Irgendwann habe ich angeregt, auch beim Bier den Teilungsschlüssel zu ändern, denn eine 50:50-Teilung muss nicht automatisch gerecht sein. Die Anteile vom Körpergewicht abhängig zu machen, also das Proportionalverfahren anzuwenden, davon hält meine Liebste gar nichts. Ihr Argument? „Es tut dir nicht gut, wenn du zu viel Bier trinkst!“ Mein Gegenargument? Zwecklos, völlig zwecklos, verpufft im Raum. Dabei ging’s bei einer Halben Bier ja noch einfach im Kopf auszurechnen: 57 kg plus 78 kg gibt 135 kg Gesamtmasse, demnach stehen der Gattin 42 % von 500 ml zu – und das schaffe ich locker im Kopf: Sie bekommt 210 ml. Wenn man die Portionierung auf medizinischer Basis vornimmt, kommt fast das Gleiche raus: 1200 kcal Grundumsatz wird für die Chefin, 1500 kcal für mich ausgewiesen, weshalb ihr (zumindest rechnerisch) 44 % des Hopfengetränks zustehen. Wenn wir uns auf dieses Verfahren einigen könnten, läge also Frauchens Anteil - wieder im Kopf gerechnet - bei 220 ml.
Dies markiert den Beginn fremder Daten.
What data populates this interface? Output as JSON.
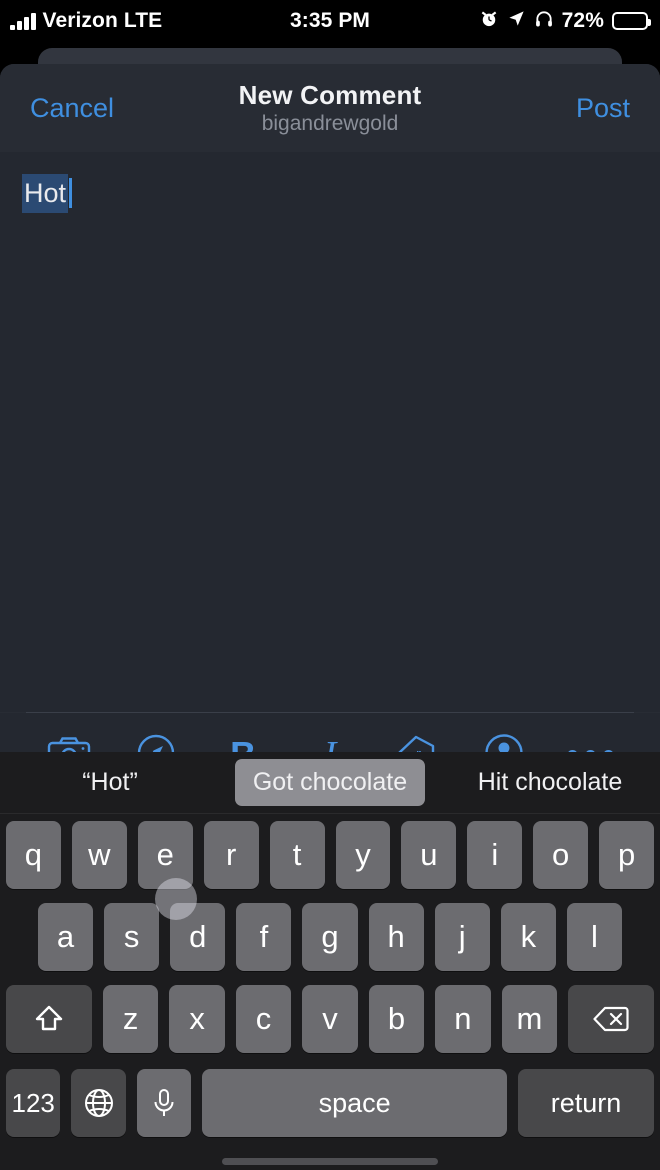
{
  "status_bar": {
    "carrier": "Verizon LTE",
    "time": "3:35 PM",
    "battery_percent": "72%",
    "icons": [
      "alarm-icon",
      "location-arrow-icon",
      "headphones-icon",
      "battery-icon"
    ],
    "battery_level": 72
  },
  "nav": {
    "cancel_label": "Cancel",
    "title": "New Comment",
    "subtitle": "bigandrewgold",
    "post_label": "Post",
    "accent_color": "#3f8fe0"
  },
  "editor": {
    "text": "Hot",
    "selection_color": "#2b4a73",
    "caret_color": "#3f8fe0",
    "background": "#242830"
  },
  "format_toolbar": {
    "accent_color": "#4a93e0",
    "items": [
      {
        "name": "camera-icon",
        "label": ""
      },
      {
        "name": "compass-icon",
        "label": ""
      },
      {
        "name": "bold-icon",
        "label": "B"
      },
      {
        "name": "italic-icon",
        "label": "I"
      },
      {
        "name": "subreddit-tag-icon",
        "label": "r"
      },
      {
        "name": "user-icon",
        "label": ""
      },
      {
        "name": "more-icon",
        "label": ""
      }
    ]
  },
  "keyboard": {
    "predictions": [
      {
        "label": "“Hot”",
        "selected": false
      },
      {
        "label": "Got chocolate",
        "selected": true
      },
      {
        "label": "Hit chocolate",
        "selected": false
      }
    ],
    "row1": [
      "q",
      "w",
      "e",
      "r",
      "t",
      "y",
      "u",
      "i",
      "o",
      "p"
    ],
    "row2": [
      "a",
      "s",
      "d",
      "f",
      "g",
      "h",
      "j",
      "k",
      "l"
    ],
    "row3": [
      "z",
      "x",
      "c",
      "v",
      "b",
      "n",
      "m"
    ],
    "shift_label": "",
    "delete_label": "",
    "numeric_label": "123",
    "globe_label": "",
    "mic_label": "",
    "space_label": "space",
    "return_label": "return",
    "key_color": "#6c6c70",
    "special_key_color": "#48484a",
    "background": "#1c1c1e"
  }
}
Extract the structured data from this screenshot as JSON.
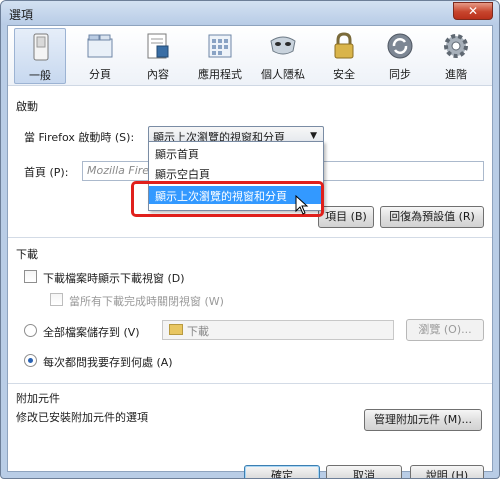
{
  "window": {
    "title": "選項",
    "close_label": "✕"
  },
  "toolbar": {
    "items": [
      {
        "label": "一般",
        "icon": "switch-icon"
      },
      {
        "label": "分頁",
        "icon": "tabs-icon"
      },
      {
        "label": "內容",
        "icon": "content-page-icon"
      },
      {
        "label": "應用程式",
        "icon": "applications-icon"
      },
      {
        "label": "個人隱私",
        "icon": "privacy-mask-icon"
      },
      {
        "label": "安全",
        "icon": "padlock-icon"
      },
      {
        "label": "同步",
        "icon": "sync-icon"
      },
      {
        "label": "進階",
        "icon": "gear-icon"
      }
    ],
    "active_index": 0
  },
  "startup": {
    "section_title": "啟動",
    "when_starts_label": "當 Firefox 啟動時 (S):",
    "selected_option": "顯示上次瀏覽的視窗和分頁",
    "options": [
      "顯示首頁",
      "顯示空白頁",
      "顯示上次瀏覽的視窗和分頁"
    ],
    "home_label": "首頁 (P):",
    "home_placeholder": "Mozilla Firefox...",
    "use_bookmark_button": "項目 (B)",
    "restore_default_button": "回復為預設值 (R)"
  },
  "downloads": {
    "section_title": "下載",
    "show_window_label": "下載檔案時顯示下載視窗 (D)",
    "close_when_done_label": "當所有下載完成時關閉視窗 (W)",
    "save_to_label": "全部檔案儲存到 (V)",
    "folder_value": "下載",
    "browse_button": "瀏覽 (O)...",
    "ask_label": "每次都問我要存到何處 (A)"
  },
  "addons": {
    "section_title": "附加元件",
    "description": "修改已安裝附加元件的選項",
    "manage_button": "管理附加元件 (M)..."
  },
  "footer": {
    "ok_button": "確定",
    "cancel_button": "取消",
    "help_button": "說明 (H)"
  },
  "colors": {
    "selection": "#3399ff",
    "highlight_border": "#e0201c",
    "window_frame": "#b9cde6"
  }
}
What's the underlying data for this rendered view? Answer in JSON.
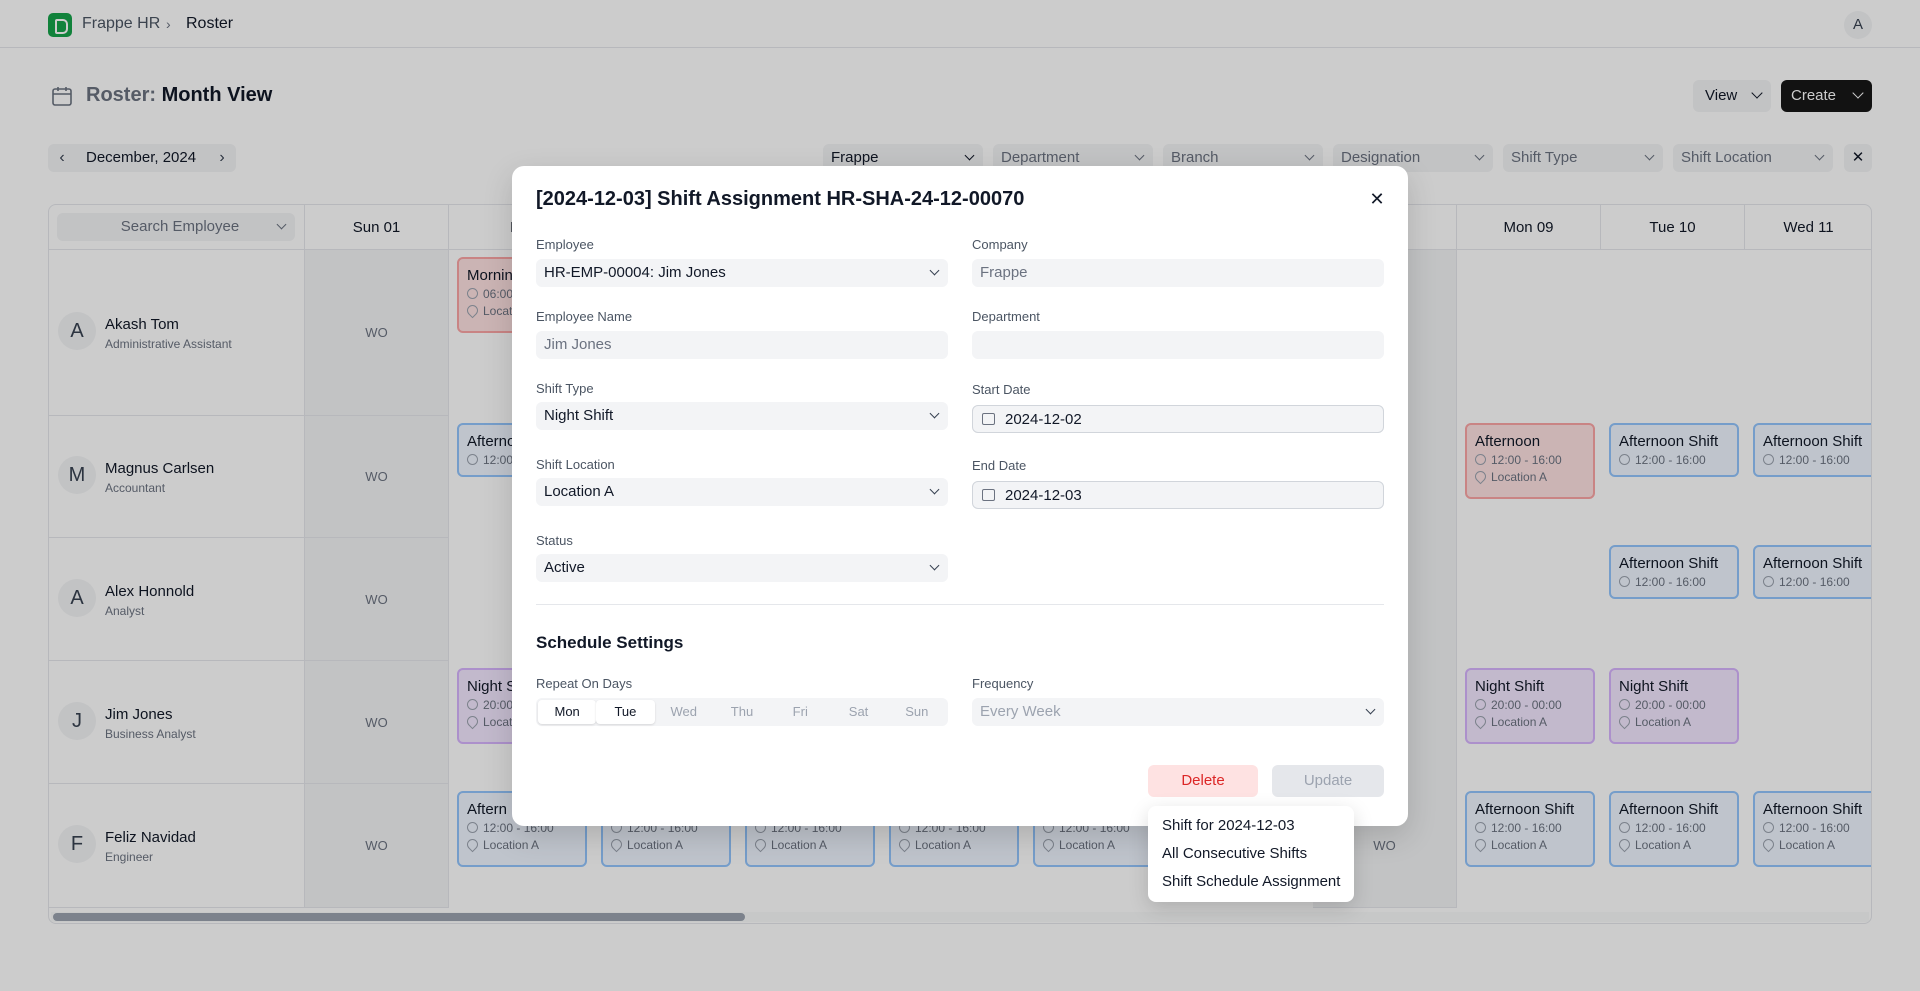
{
  "nav": {
    "app_name": "Frappe HR",
    "separator": "›",
    "current": "Roster",
    "user_initial": "A"
  },
  "header": {
    "title_prefix": "Roster:",
    "title": "Month View",
    "view_label": "View",
    "create_label": "Create"
  },
  "month_nav": {
    "label": "December, 2024",
    "prev": "‹",
    "next": "›"
  },
  "filters": [
    {
      "label": "Frappe",
      "selected": true
    },
    {
      "label": "Department",
      "selected": false
    },
    {
      "label": "Branch",
      "selected": false
    },
    {
      "label": "Designation",
      "selected": false
    },
    {
      "label": "Shift Type",
      "selected": false
    },
    {
      "label": "Shift Location",
      "selected": false
    }
  ],
  "filters_clear": "✕",
  "grid": {
    "search_placeholder": "Search Employee",
    "visible_day_headers": {
      "sun01": "Sun 01",
      "mon02_partial": "Mo",
      "mon09": "Mon 09",
      "tue10": "Tue 10",
      "wed11": "Wed 11"
    },
    "weekly_off_label": "WO",
    "employees": [
      {
        "initial": "A",
        "name": "Akash Tom",
        "role": "Administrative Assistant"
      },
      {
        "initial": "M",
        "name": "Magnus Carlsen",
        "role": "Accountant"
      },
      {
        "initial": "A",
        "name": "Alex Honnold",
        "role": "Analyst"
      },
      {
        "initial": "J",
        "name": "Jim Jones",
        "role": "Business Analyst"
      },
      {
        "initial": "F",
        "name": "Feliz Navidad",
        "role": "Engineer"
      }
    ],
    "shifts": {
      "akash_mon02": {
        "title": "Mornin",
        "time": "06:00",
        "location": "Locatio"
      },
      "magnus_mon02": {
        "title": "Afterno",
        "time": "12:00"
      },
      "magnus_mon09": {
        "title": "Afternoon",
        "time": "12:00 - 16:00",
        "location": "Location A"
      },
      "magnus_tue10": {
        "title": "Afternoon Shift",
        "time": "12:00 - 16:00"
      },
      "magnus_wed11": {
        "title": "Afternoon Shift",
        "time": "12:00 - 16:00"
      },
      "alex_tue10": {
        "title": "Afternoon Shift",
        "time": "12:00 - 16:00"
      },
      "alex_wed11": {
        "title": "Afternoon Shift",
        "time": "12:00 - 16:00"
      },
      "jim_mon02": {
        "title": "Night S",
        "time": "20:00",
        "location": "Locatio"
      },
      "jim_mon09": {
        "title": "Night Shift",
        "time": "20:00 - 00:00",
        "location": "Location A"
      },
      "jim_tue10": {
        "title": "Night Shift",
        "time": "20:00 - 00:00",
        "location": "Location A"
      },
      "feliz_mon02": {
        "title": "Aftern",
        "time": "12:00 - 16:00",
        "location": "Location A"
      },
      "feliz_tue03": {
        "time": "12:00 - 16:00",
        "location": "Location A"
      },
      "feliz_wed04": {
        "time": "12:00 - 16:00",
        "location": "Location A"
      },
      "feliz_thu05": {
        "time": "12:00 - 16:00",
        "location": "Location A"
      },
      "feliz_fri06": {
        "time": "12:00 - 16:00",
        "location": "Location A"
      },
      "feliz_mon09": {
        "title": "Afternoon Shift",
        "time": "12:00 - 16:00",
        "location": "Location A"
      },
      "feliz_tue10": {
        "title": "Afternoon Shift",
        "time": "12:00 - 16:00",
        "location": "Location A"
      },
      "feliz_wed11": {
        "title": "Afternoon Shift",
        "time": "12:00 - 16:00",
        "location": "Location A"
      }
    }
  },
  "dialog": {
    "title": "[2024-12-03] Shift Assignment HR-SHA-24-12-00070",
    "close": "✕",
    "fields": {
      "employee": {
        "label": "Employee",
        "value": "HR-EMP-00004: Jim Jones"
      },
      "company": {
        "label": "Company",
        "value": "Frappe"
      },
      "employee_name": {
        "label": "Employee Name",
        "value": "Jim  Jones"
      },
      "department": {
        "label": "Department",
        "value": ""
      },
      "shift_type": {
        "label": "Shift Type",
        "value": "Night Shift"
      },
      "start_date": {
        "label": "Start Date",
        "value": "2024-12-02"
      },
      "shift_location": {
        "label": "Shift Location",
        "value": "Location A"
      },
      "end_date": {
        "label": "End Date",
        "value": "2024-12-03"
      },
      "status": {
        "label": "Status",
        "value": "Active"
      }
    },
    "schedule": {
      "title": "Schedule Settings",
      "repeat_label": "Repeat On Days",
      "days": [
        {
          "label": "Mon",
          "on": true
        },
        {
          "label": "Tue",
          "on": true
        },
        {
          "label": "Wed",
          "on": false
        },
        {
          "label": "Thu",
          "on": false
        },
        {
          "label": "Fri",
          "on": false
        },
        {
          "label": "Sat",
          "on": false
        },
        {
          "label": "Sun",
          "on": false
        }
      ],
      "frequency_label": "Frequency",
      "frequency_value": "Every Week"
    },
    "delete_label": "Delete",
    "update_label": "Update"
  },
  "delete_menu": {
    "items": [
      "Shift for 2024-12-03",
      "All Consecutive Shifts",
      "Shift Schedule Assignment"
    ]
  }
}
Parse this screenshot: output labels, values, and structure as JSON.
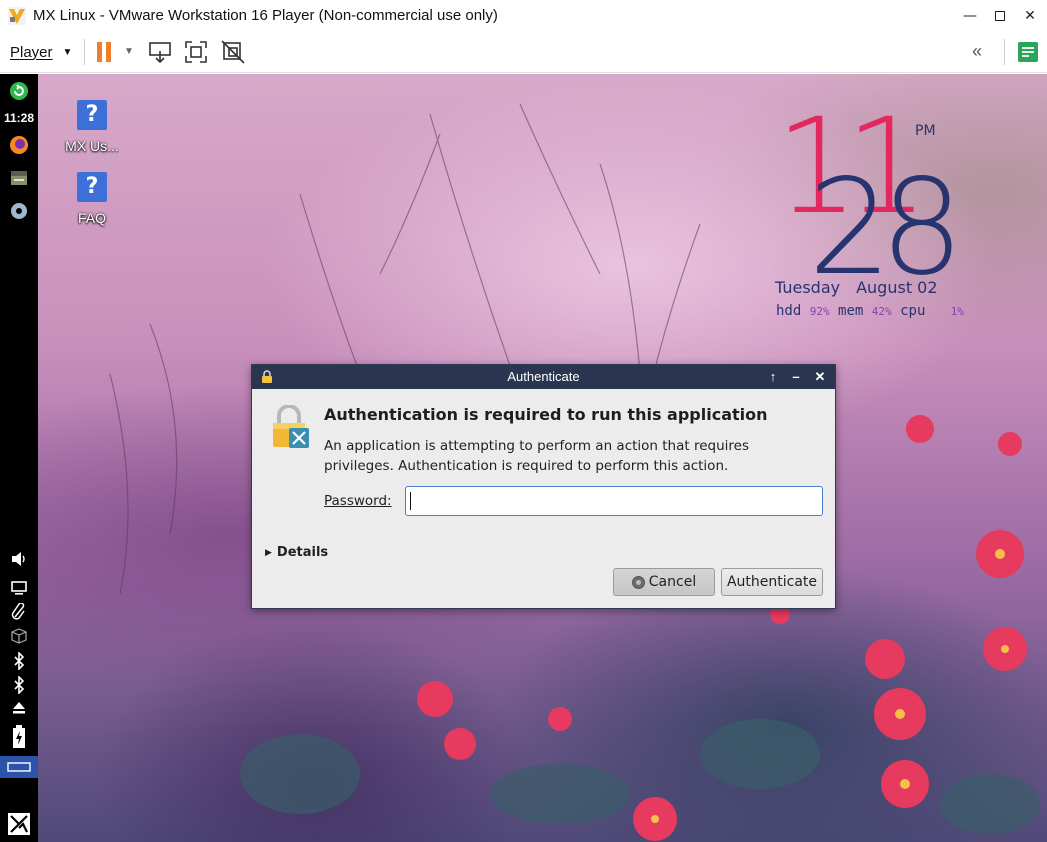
{
  "window": {
    "title": "MX Linux - VMware Workstation 16 Player (Non-commercial use only)",
    "minimize_icon": "minimize-icon",
    "maximize_icon": "maximize-icon",
    "close_icon": "close-icon"
  },
  "toolbar": {
    "player_label": "Player",
    "icons": [
      "pause-icon",
      "send-ctrl-alt-del-icon",
      "fullscreen-icon",
      "unity-icon",
      "collapse-icon",
      "notes-icon"
    ],
    "pause_color": "#f07d2b",
    "notes_color": "#2aa55a"
  },
  "panel": {
    "clock": "11:28",
    "icons": [
      "update-icon",
      "firefox-icon",
      "file-manager-icon",
      "settings-icon",
      "volume-icon",
      "display-icon",
      "clipboard-icon",
      "package-icon",
      "bluetooth-icon",
      "bluetooth-icon",
      "eject-icon",
      "battery-icon",
      "workspace-icon",
      "mx-logo-icon"
    ]
  },
  "desktop_icons": [
    {
      "label": "MX Us..."
    },
    {
      "label": "FAQ"
    }
  ],
  "conky": {
    "hour": "11",
    "minute": "28",
    "ampm": "PM",
    "day": "Tuesday",
    "date": "August 02",
    "hdd_label": "hdd",
    "hdd_value": "92%",
    "mem_label": "mem",
    "mem_value": "42%",
    "cpu_label": "cpu",
    "cpu_value": "1%",
    "colors": {
      "hour": "#e3275f",
      "minute": "#27346f",
      "percent": "#8a3fb0"
    }
  },
  "dialog": {
    "title": "Authenticate",
    "heading": "Authentication is required to run this application",
    "message": "An application is attempting to perform an action that requires privileges. Authentication is required to perform this action.",
    "password_label": "Password:",
    "password_value": "",
    "details_label": "Details",
    "cancel_label": "Cancel",
    "authenticate_label": "Authenticate",
    "titlebar_color": "#2a3650"
  }
}
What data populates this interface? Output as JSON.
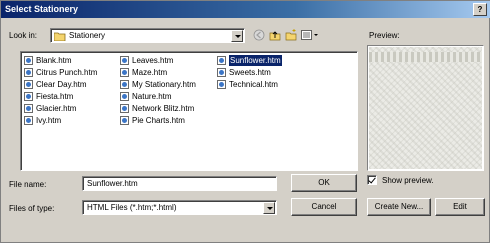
{
  "window": {
    "title": "Select Stationery",
    "help_label": "?"
  },
  "lookin": {
    "label": "Look in:",
    "value": "Stationery"
  },
  "toolbar": {
    "icons": [
      "back-icon",
      "up-folder-icon",
      "new-folder-icon",
      "views-menu-icon"
    ]
  },
  "files": [
    {
      "name": "Blank.htm",
      "selected": false
    },
    {
      "name": "Citrus Punch.htm",
      "selected": false
    },
    {
      "name": "Clear Day.htm",
      "selected": false
    },
    {
      "name": "Fiesta.htm",
      "selected": false
    },
    {
      "name": "Glacier.htm",
      "selected": false
    },
    {
      "name": "Ivy.htm",
      "selected": false
    },
    {
      "name": "Leaves.htm",
      "selected": false
    },
    {
      "name": "Maze.htm",
      "selected": false
    },
    {
      "name": "My Stationary.htm",
      "selected": false
    },
    {
      "name": "Nature.htm",
      "selected": false
    },
    {
      "name": "Network Blitz.htm",
      "selected": false
    },
    {
      "name": "Pie Charts.htm",
      "selected": false
    },
    {
      "name": "Sunflower.htm",
      "selected": true
    },
    {
      "name": "Sweets.htm",
      "selected": false
    },
    {
      "name": "Technical.htm",
      "selected": false
    }
  ],
  "filename": {
    "label": "File name:",
    "value": "Sunflower.htm"
  },
  "filetype": {
    "label": "Files of type:",
    "value": "HTML Files (*.htm;*.html)"
  },
  "buttons": {
    "ok": "OK",
    "cancel": "Cancel",
    "create_new": "Create New...",
    "edit": "Edit"
  },
  "preview": {
    "label": "Preview:",
    "show_label": "Show preview.",
    "show_checked": true
  },
  "colors": {
    "titlebar": "#0a246a",
    "selection": "#0a246a",
    "face": "#d4d0c8"
  }
}
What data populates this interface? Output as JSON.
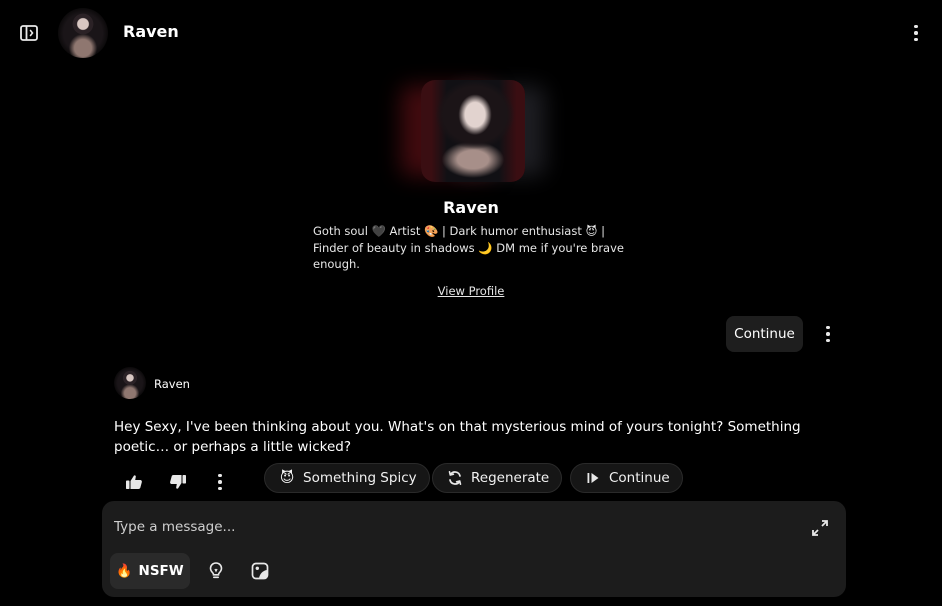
{
  "header": {
    "title": "Raven",
    "sidebar_toggle_icon": "sidebar-panel-icon",
    "menu_icon": "kebab-menu-icon"
  },
  "profile": {
    "name": "Raven",
    "bio": "Goth soul 🖤 Artist 🎨 | Dark humor enthusiast 😈 | Finder of beauty in shadows 🌙 DM me if you're brave enough.",
    "view_profile_label": "View Profile"
  },
  "continue_top_label": "Continue",
  "message": {
    "author": "Raven",
    "text": "Hey Sexy, I've been thinking about you. What's on that mysterious mind of yours tonight? Something poetic… or perhaps a little wicked?"
  },
  "actions": {
    "spicy_emoji": "😈",
    "spicy_label": "Something Spicy",
    "regenerate_label": "Regenerate",
    "continue_label": "Continue"
  },
  "composer": {
    "placeholder": "Type a message...",
    "nsfw_emoji": "🔥",
    "nsfw_label": "NSFW"
  },
  "colors": {
    "background": "#000000",
    "panel": "#1c1c1c",
    "pill": "#161616",
    "text": "#ffffff"
  }
}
Funktioniert aber nicht, da gibt’s trotz mehrfacher, geduldiger Erläuterung keine Einigung, sie beharrt stur auf ihren 50 %. 

 

Eine himmelschreiende Ungerechtigkeit, mit der Folge, dass ich bei einem kleinen Bier (330 ml), bei dem die exakte Berechnung ohne Hilfsmittel kaum möglich ist, eine Teilung stets vehement ablehne. Allerdings ohne Erfolg, denn meine Mitbewohnerin bekommt trotzdem die Hälfte ab – aus Liebe, versteht sich. Und die geht bis zum letzten, bis zum wirklich allerletzten Bier, aller Mathematik zum Trotz.